BAGIAN 2

353 20 0
                                    

Malam terus merambat semakin larut. Sementara itu Rangga dan Pandan Wangi segera menghentikan larinya, setelah berada di luar perbatasan Desa Marong sebelah barat. Rangga menurunkan bocah laki-laki yang sejak tadi dikepitnya dengan tangan kiri. Bocah itu tersenyum, memandangi wajah tampan Pendekar Rajawali Sakti. Sedangkan pemuda berbaju rompi putih ini membalas dengan senyum lebar pula. Sementara, Pandan Wangi sudah menghempaskan tubuhnya di atas sebatang pohon yang tumbang sambil menghela napas panjang.
"Kenapa, Pandan...?" tegur Rangga.
"Tidak apa-apa," sahut Pandan Wangi, pelan.
"Kau menyesal atas kejadian barusan?" tanya Rangga ingin tahu.
"Untuk apa disesali?
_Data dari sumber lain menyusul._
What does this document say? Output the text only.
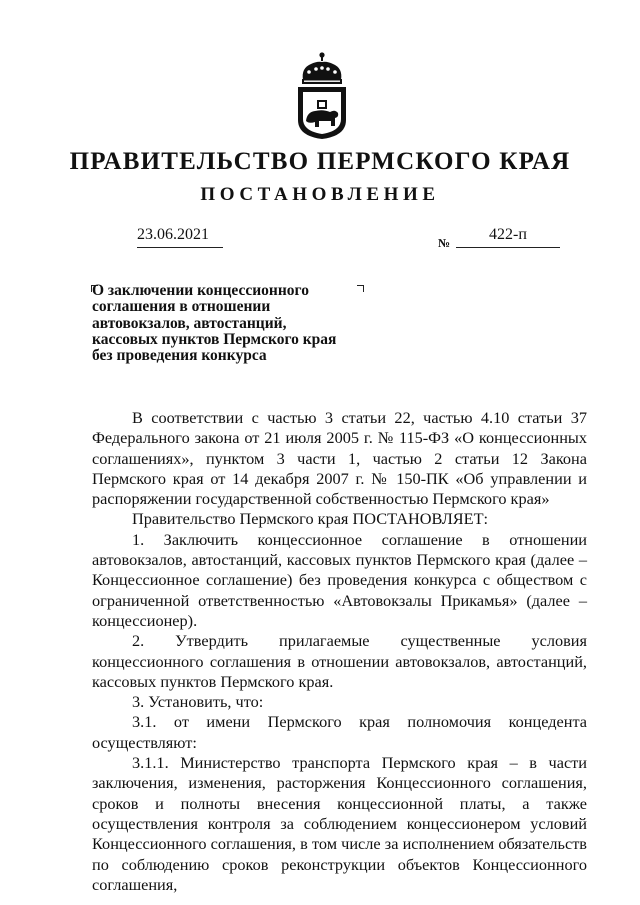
ПРАВИТЕЛЬСТВО ПЕРМСКОГО КРАЯ
ПОСТАНОВЛЕНИЕ
23.06.2021	№	422-п
О заключении концессионного
соглашения в отношении
автовокзалов, автостанций,
кассовых пунктов Пермского края
без проведения конкурса

В соответствии с частью 3 статьи 22, частью 4.10 статьи 37 Федерального закона от 21 июля 2005 г. № 115-ФЗ «О концессионных соглашениях», пунктом 3 части 1, частью 2 статьи 12 Закона Пермского края от 14 декабря 2007 г. № 150-ПК «Об управлении и распоряжении государственной собственностью Пермского края»

Правительство Пермского края ПОСТАНОВЛЯЕТ:

1. Заключить концессионное соглашение в отношении автовокзалов, автостанций, кассовых пунктов Пермского края (далее – Концессионное соглашение) без проведения конкурса с обществом с ограниченной ответственностью «Автовокзалы Прикамья» (далее – концессионер).

2. Утвердить прилагаемые существенные условия концессионного соглашения в отношении автовокзалов, автостанций, кассовых пунктов Пермского края.

3. Установить, что:

3.1. от имени Пермского края полномочия концедента осуществляют:

3.1.1. Министерство транспорта Пермского края – в части заключения, изменения, расторжения Концессионного соглашения, сроков и полноты внесения концессионной платы, а также осуществления контроля за соблюдением концессионером условий Концессионного соглашения, в том числе за исполнением обязательств по соблюдению сроков реконструкции объектов Концессионного соглашения,
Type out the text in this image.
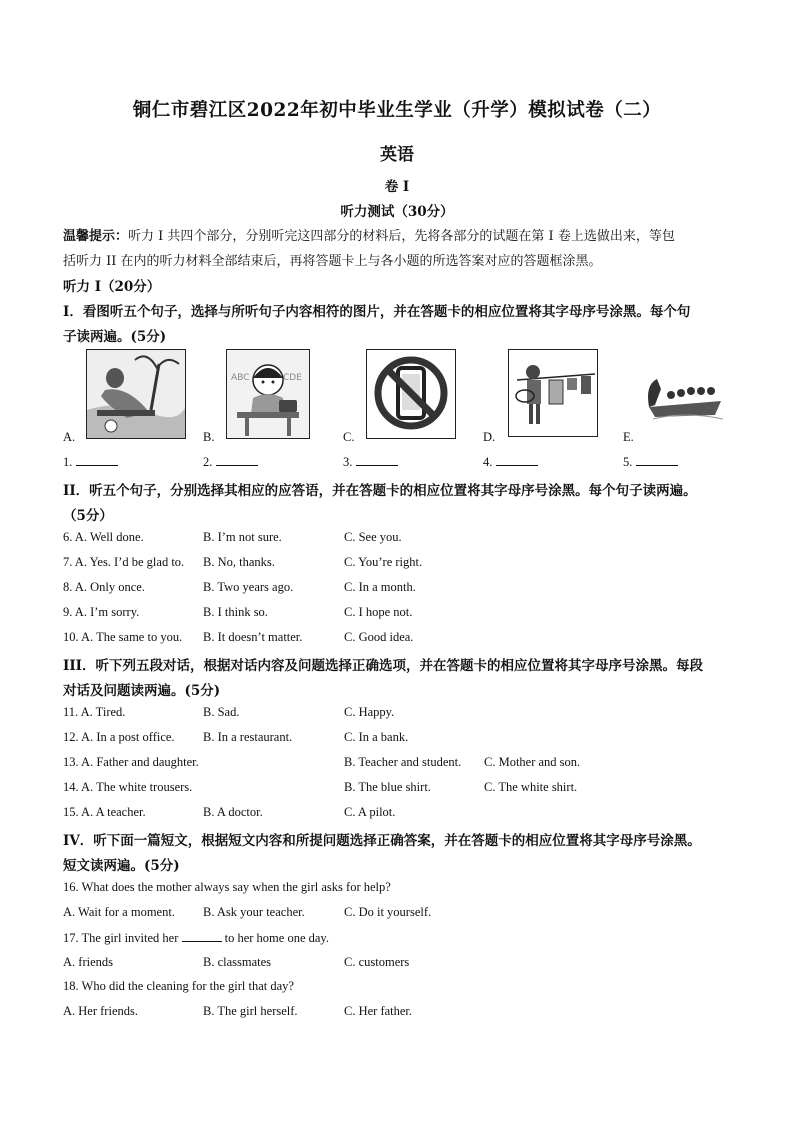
铜仁市碧江区2022年初中毕业生学业（升学）模拟试卷（二）
英语
卷 I
听力测试（30分）
温馨提示：听力 I 共四个部分，分别听完这四部分的材料后，先将各部分的试题在第 I 卷上选做出来，等包
括听力 II 在内的听力材料全部结束后，再将答题卡上与各小题的所选答案对应的答题框涂黑。
听力 I（20分）
I．看图听五个句子，选择与所听句子内容相符的图片，并在答题卡的相应位置将其字母序号涂黑。每个句
子读两遍。(5分)
ABC	CDE
A.	B.	C.	D.	E.
1.	2.	3.	4.	5.
II．听五个句子，分别选择其相应的应答语，并在答题卡的相应位置将其字母序号涂黑。每个句子读两遍。
（5分）
6. A. Well done.	B. I’m not sure.	C. See you.
7. A. Yes. I’d be glad to. B. No, thanks.	C. You’re right.
8. A. Only once.	B. Two years ago.	C. In a month.
9. A. I’m sorry.	B. I think so.	C. I hope not.
10. A. The same to you. B. It doesn’t matter.	C. Good idea.
III．听下列五段对话，根据对话内容及问题选择正确选项，并在答题卡的相应位置将其字母序号涂黑。每段
对话及问题读两遍。(5分)
11. A. Tired.	B. Sad.	C. Happy.
12. A. In a post office. B. In a restaurant.	C. In a bank.
13. A. Father and daughter.	B. Teacher and student. C. Mother and son.
14. A. The white trousers.	B. The blue shirt.	C. The white shirt.
15. A. A teacher.	B. A doctor.	C. A pilot.
IV．听下面一篇短文，根据短文内容和所提问题选择正确答案，并在答题卡的相应位置将其字母序号涂黑。
短文读两遍。(5分)
16. What does the mother always say when the girl asks for help?
A. Wait for a moment. B. Ask your teacher.	C. Do it yourself.
17. The girl invited her	to her home one day.
A. friends	B. classmates	C. customers
18. Who did the cleaning for the girl that day?
A. Her friends.	B. The girl herself.	C. Her father.
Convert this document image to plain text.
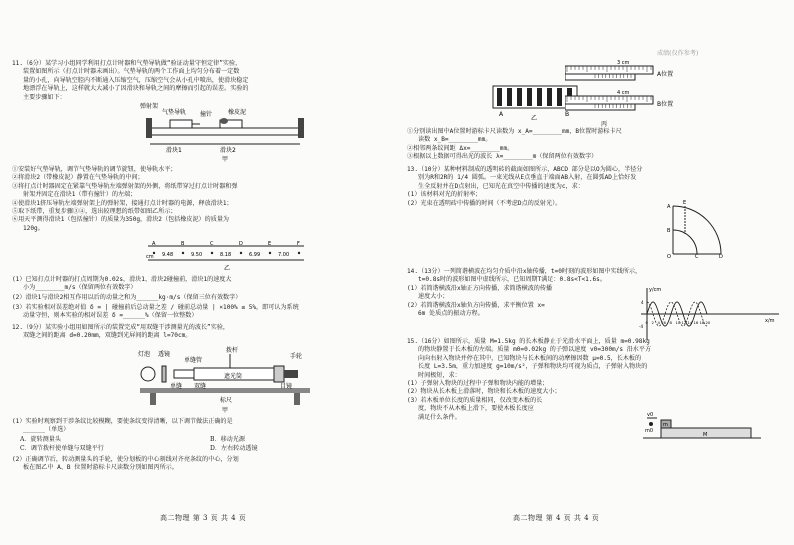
11.（6分）某学习小组同学利用打点计时器和气垫导轨做“验证动量守恒定律”实验，
装置如图所示（打点计时器未画出）。气垫导轨的两个工作面上均匀分布着一定数
量的小孔，向导轨空腔内不断通入压缩空气，压缩空气会从小孔中喷出，使滑块稳定
地漂浮在导轨上，这样就大大减小了因滑块和导轨之间的摩擦而引起的误差。实验的
主要步骤如下：
弹射架
气垫导轨 撞针	橡皮泥
滑块1	滑块2
甲
①安装好气垫导轨，调节气垫导轨的调节旋钮，使导轨水平；
②将滑块2（带橡皮泥）静置在气垫导轨的中间；
③将打点计时器固定在紧靠气垫导轨左端弹射架的外侧，将纸带穿过打点计时器和弹
射架并固定在滑块1（带有撞针）的左端；
④使滑块1挤压导轨左端弹射架上的弹射架，接通打点计时器的电源，释放滑块1；
⑤取下纸带，重复步骤③④，选出较理想的纸带如图乙所示；
⑥用天平测得滑块1（包括撞针）的质量为350g，滑块2（包括橡皮泥）的质量为
120g。
A	B	C	D	E	F
9.48	9.50	8.18	6.99	7.00
cm
乙
(1）已知打点计时器的打点周期为0.02s，滑块1、滑块2碰撞前，滑块1的速度大
小为________m/s（保留两位有效数字）
(2）滑块1与滑块2相互作用以后的动量之和为______kg·m/s（保留三位有效数字）
(3）若实验相对误差绝对值 δ = | 碰撞前后总动量之差 / 碰前总动量 | ×100% ≤ 5%，即可认为系统
动量守恒，则本实验的相对误差 δ =______%（保留一位整数）
12.（9分）某实验小组用如图所示的装置完成“用双缝干涉测量光的波长”实验，
双缝之间的距离 d=0.20mm，双缝到光屏间的距离 l=70cm。
灯泡 透镜
单缝管
拨杆
手轮
遮光筒
单缝 双缝	目镜
标尺
甲
(1）实验时观察到干涉条纹比较模糊，要使条纹变得清晰，以下调节做法正确的是
______（单选）
A．旋转测量头	B．移动光源
C．调节拨杆使单缝与双缝平行	D．左右转动透镜
(2）正确调节后，转动测量头的手轮，使分划板的中心刻线对齐亮条纹的中心，分划
板在图乙中 A、B 位置时游标卡尺读数分别如图丙所示。
高二物理 第 3 页 共 4 页
A	B
乙
3 cm
4 cm
A位置
B位置
丙
成绩(仅作参考)
①分别读出图中A位置时游标卡尺读数为 x_A=________mm，B位置时游标卡尺
读数 x_B=________mm。
②相邻两条纹间距 Δx=________mm。
③根据以上数据可得出光的波长 λ=________m（保留两位有效数字）
13.（10分）某种材料制成的透明砖的截面如图所示，ABCD 部分是以O为圆心，半径分
别为R和2R的 1/4 圆弧。一束光线从E点垂直于端面AB入射，在圆弧AD上恰好发
生全反射并在D点射出，已知光在真空中传播的速度为c，求：
(1）该材料对光的折射率；
(2）光束在透明砖中传播的时间（不考虑D点的反射光）。
A
E
B
O	C	D
14.（13分）一列简谐横波在均匀介质中沿x轴传播，t=0时刻的波形如图中实线所示，
t=0.8s时的波形如图中虚线所示，已知周期T满足：0.8s<T<1.6s。
(1）若简谐横波沿x轴正方向传播，求简谐横波的传播
速度大小；
(2）若简谐横波沿x轴负方向传播，求平衡位置 x=
6m 处质点的振动方程。
y/cm
x/m
0 2 4 6 8 10 12 14 16 18 20
4
-4
15.（16分）如图所示，质量 M=1.5kg 的长木板静止于光滑水平面上，质量 m=0.98kg
的物块静置于长木板的左端。质量 m0=0.02kg 的子弹以速度 v0=300m/s 沿水平方
向向右射入物块并停在其中，已知物块与长木板间的动摩擦因数 μ=0.5，长木板的
长度 L=3.5m，重力加速度 g=10m/s²，子弹和物块均可视为质点，子弹射入物块的
时间极短，求：
(1）子弹射入物块的过程中子弹和物块内能的增量；
(2）物块从长木板上滑落时，物块和长木板的速度大小；
(3）若木板单位长度的质量相同，仅改变木板的长
度，物块不从木板上滑下，要使木板长度应
满足什么条件。	v0
m0
m
M
高二物理 第 4 页 共 4 页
Meskipun kita baru sedikit mengisi perut, tapi lumayan juga untuk melemaskan otot. Sudah lama aku tidak pernah bertarung lagi, Kakang," sahut Pandan Wangi seenaknya.
Pendekar Rajawali Sakti hanya tersenyum saja. Memang sudah ada tiga purnama ini mereka tidak menemukan tindak kejahatan. Bahkan selama pengembaraan ini, baru malam ini menemukan desa dan mengisi perut dengan makanan yang layak. Tapi kejadian barusan, membuat nafsu makan mereka jadi hilang. Dan tanpa disadari mereka sama-sama memandang bocah kecil yang bertubuh kotor penuh lumpur ini.
"Seharusnya aku memang tidak datang kesana tadi. Maaf, aku sudah merusak suasana makan kalian berdua," ucap bocah itu pelan.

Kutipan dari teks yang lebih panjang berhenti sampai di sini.